In Moons global theology, the United Stated holds special significance, said Jeffrey Hadden, a professor of sociology at the University of Virginia-Charlottesville [Jeffrey Hadden has been recommended by the Church of Scientology and an organization it seemingly controls--the "new Cult Awareness Network" --as a resource about religion] who studies the way new religious movements grow. Moon always intended his church to be world altering, he said.
"Clearly, (Moon) saw America as the leader of the free world and the leader of the Christian world, and himself as the successor to the Christian tradition," Hadden said. "I think clearly he has been disappointed that he has not had greater success in America."
Moon, the self-proclaimed messiah, is so frustrated at being relegated to relative pariah status in the United States that he is trying desperately to make inroads into the political mainstream, said Rick Ross, a Phoenix-based cult expert and outspoken critic of the Unification Church.
"Part of the job description of being a destructive cult leader is megalomania, and Reverend Moon certainly fits that job description," Ross said. "He is deeply concerned with his personal power and aggrandizement.

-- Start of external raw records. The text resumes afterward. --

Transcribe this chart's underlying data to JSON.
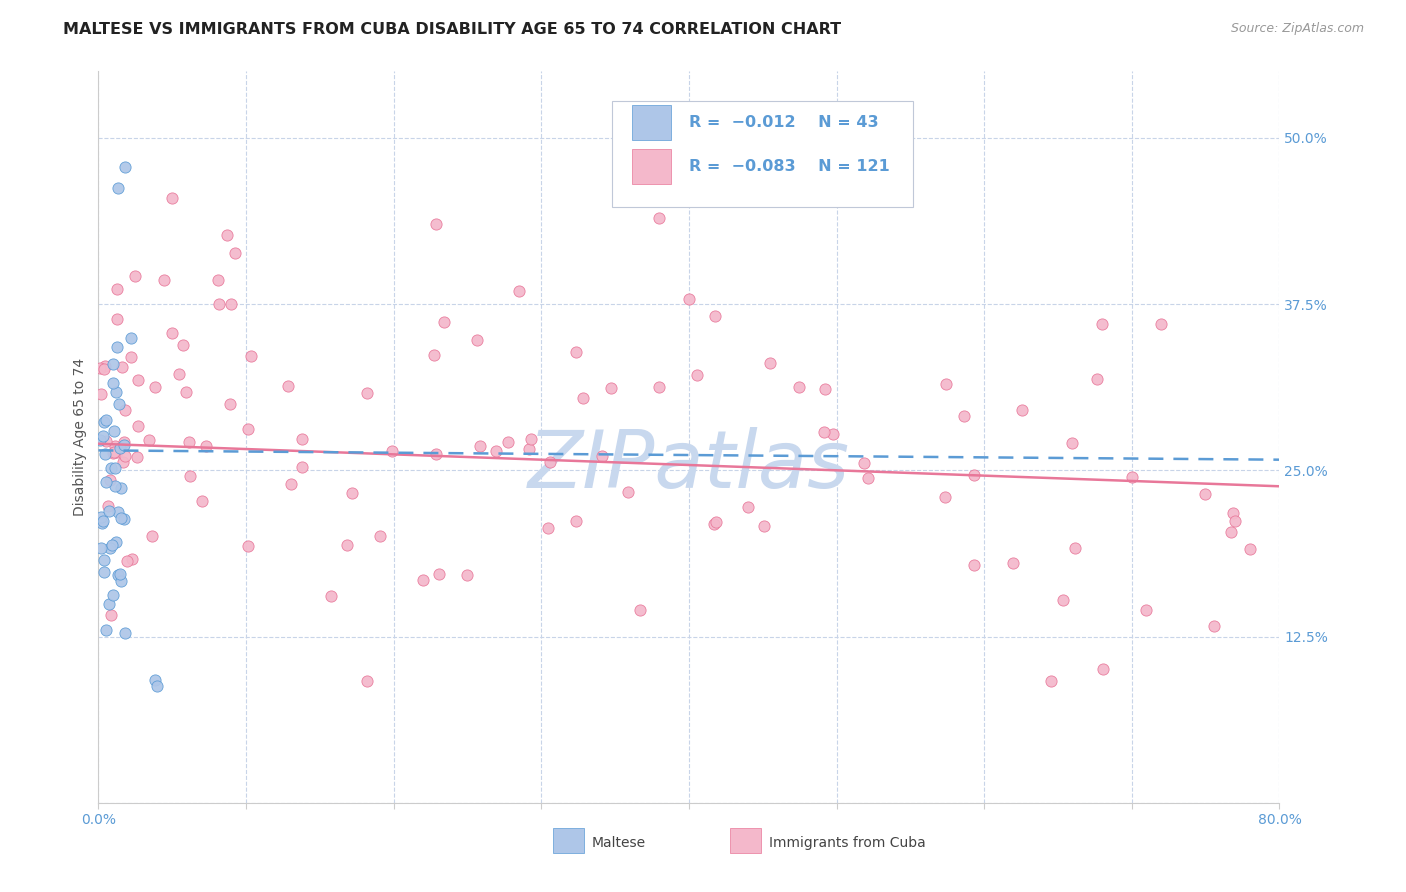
{
  "title": "MALTESE VS IMMIGRANTS FROM CUBA DISABILITY AGE 65 TO 74 CORRELATION CHART",
  "source": "Source: ZipAtlas.com",
  "ylabel": "Disability Age 65 to 74",
  "xlim": [
    0.0,
    0.8
  ],
  "ylim": [
    0.0,
    0.55
  ],
  "xticks": [
    0.0,
    0.1,
    0.2,
    0.3,
    0.4,
    0.5,
    0.6,
    0.7,
    0.8
  ],
  "xticklabels": [
    "0.0%",
    "",
    "",
    "",
    "",
    "",
    "",
    "",
    "80.0%"
  ],
  "yticks": [
    0.0,
    0.125,
    0.25,
    0.375,
    0.5
  ],
  "yticklabels": [
    "",
    "12.5%",
    "25.0%",
    "37.5%",
    "50.0%"
  ],
  "maltese_fill_color": "#aec6e8",
  "maltese_edge_color": "#5b9bd5",
  "cuba_fill_color": "#f4b8cb",
  "cuba_edge_color": "#e87799",
  "maltese_trend_color": "#5b9bd5",
  "cuba_trend_color": "#e87799",
  "legend_r_maltese": "R = −0.012",
  "legend_n_maltese": "N = 43",
  "legend_r_cuba": "R = −0.083",
  "legend_n_cuba": "N = 121",
  "legend_label_maltese": "Maltese",
  "legend_label_cuba": "Immigrants from Cuba",
  "watermark": "ZIPatlas",
  "background_color": "#ffffff",
  "grid_color": "#c8d4e8",
  "title_color": "#222222",
  "title_fontsize": 11.5,
  "axis_label_color": "#555555",
  "tick_color": "#5b9bd5",
  "tick_fontsize": 10,
  "source_fontsize": 9,
  "watermark_color": "#c8d8ee",
  "watermark_fontsize": 58,
  "maltese_trend_start_y": 0.265,
  "maltese_trend_end_y": 0.258,
  "cuba_trend_start_y": 0.27,
  "cuba_trend_end_y": 0.238
}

Thats why he bought the Washington Times, thats why he bought Insight magazine, thats why he bought The World and I, and thats why he wants to have power in politics in the United States."
Moons tactics range from paying huge honorariums to entice high-profile politicians such as George Bush and Gerald Ford to speak at his conferences to working to build a network of leaders influenced by his events and agendas, Ross said.
Prominent statesmen such as Bush and Ford lend a legitimacy to Moon that boosts church recruitment efforts, Ross said.
Moons religious movement, started in South Korea on May 1, 1954, has been dogged by controversy ever since its emergence in the United States in the early 1970s. Church members have long-been accused of isolating new recruits--usually college-aged adults--from their families and "brainwashing" them. Critics also have charged that the church often exploited the recruits by forcing them to sell flowers or other cheap items to raise funds.
Moon first injected himself into the American political scene during the Watergate era, when he took a public stand in support of then-embattled President Richard Nixon.
According to translations of more recent speeches available on Unification Church Internet Web sites, Moon has taken credit for the Reagan-Bush conservative era by saying those presidents could never have risen to power without the help of operations such as his Washington Times .
Moon, who spent time in federal prison following a 1982 tax-evasion conviction, claims to have been instrumental in toppling communism, and repeatedly has told his flock that only he, not any political institutions, can rescue "dying" America from its current state of "corruption".
"Father attacks all the unrighteousness in America," Moon reportedly told listeners during a 1993 speech in New York. "In prison, where Father could have burned with revenge, he did not. He instead established the important organizations to save America."